In einer Zeit, in der Deutschland einen Mangel an Steuerberatern erlebt, stellt das Berliner Startup Accountable den ersten KI-Steuerassistenten vor, der speziell für die Bedürfnisse von Selbstständigen konzipiert ist. Dieses Werkzeug, entwickelt als Antwort auf die steigende Nachfrage nach steuerlicher Unterstützung, setzt künstliche Intelligenz ein, um eine präzise, automatisierte und personalisierte Verwaltung von Steuer- und Finanzangelegenheiten zu ermöglichen. Der Assistent nutzt aktuelle Steuerinformationen, fundiertes Expertenwissen und Erfahrungen mit über 65.000 Steuererklärungen, um individuelle, proaktive Beratung und Lösungen zu bieten.

Tino Keller, Mitgründer und Geschäftsführer von Accountable, erklärt: „Ich bin überzeugt, dass Künstliche Intelligenz den traditionellen Steuerberater für 90 Prozent der Anfragen von Selbstständigen ersetzen kann. Damit bauen wir den führenden KI-Steuerassistenten für Selbstständige in Deutschland.”

Personalisierte und proaktive Hilfe durch Künstliche Intelligenz

Der KI-Steuerassistent von Accountable schöpft aus aktuellen Steuerinformationen, fundiertem Expertenwissen und einer umfangreichen Datenbank, um Selbstständigen eine auf ihre individuellen Bedürfnisse zugeschnittene Beratung zu ermöglichen. Durch die intelligente Analyse der Buchhaltung des Nutzers kann der KI Assistent maßgeschneiderte Empfehlungen und Antworten geben, die dabei die individuelle Situation berücksichtigen. Durch Steuerchecks im Hintergrund und Unterstützung der automatisierten Ausgabenzuordnung kann der KI-Steuerassistent auch proaktiv Hilfe bieten – ähnlich einem Beratungsgespräch beim Steuerberater. Sollten Selbstständige zusätzlich persönliche Unterstützung benötigen, steht ein Team aus Steuer-Coaches bereit, um individuelle Anliegen zu besprechen.
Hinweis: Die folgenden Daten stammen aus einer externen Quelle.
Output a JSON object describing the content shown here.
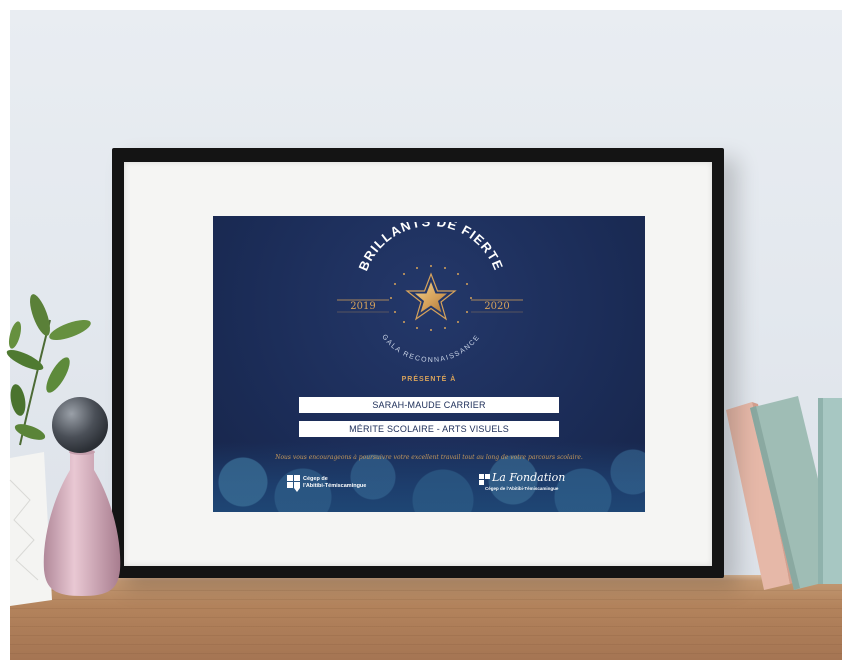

Markus Boldt, Partnersteuerberater von Accountable fügt hinzu: “Der KI-Steuerassistent bietet Expertise, die mit menschlichen Beratern konkurriert, einschließlich einer Garantie für fehlerfreie Steuererklärungen – eine nie dagewesene Flexibilität und Effizienz im Umgang mit Steuerangelegenheiten. Diese Innovation markiert einen Wendepunkt in der Steuerberatung für Selbstständige.“

Weniger Steuerberater, mehr Technologie: KI-Steuerassistent füllt die Lücke für Selbstständige

Bereits heute fällt es vielen Neugründern schwer, einen Steuerberater zu finden. Unabhängige Analysen prognostizieren, dass bis 2035 die Zahl der über 70-jährigen Steuerberater um mehr als 47 Prozent zunehmen wird, was die Verfügbarkeit für Selbstständige weiter einschränkt. Eine Lösung bietet die Technologie: Accountable ermöglicht es Selbstständigen, ihre gesamte Buchhaltung, Steuervoranmeldungen und -erklärungen eigenständig zu managen und direkt beim Finanzamt einzureichen. Diese Autonomie wird durch eine Garantie für Steuererklärungen unterstützt. In der sich wandelnden Arbeitswelt bietet Accountable mit seinem KI-Steuerassistenten jetzt eine neue Lösung für die aktuellen Herausforderungen und weist zugleich den Weg in die Zukunft der Selbstständigkeit.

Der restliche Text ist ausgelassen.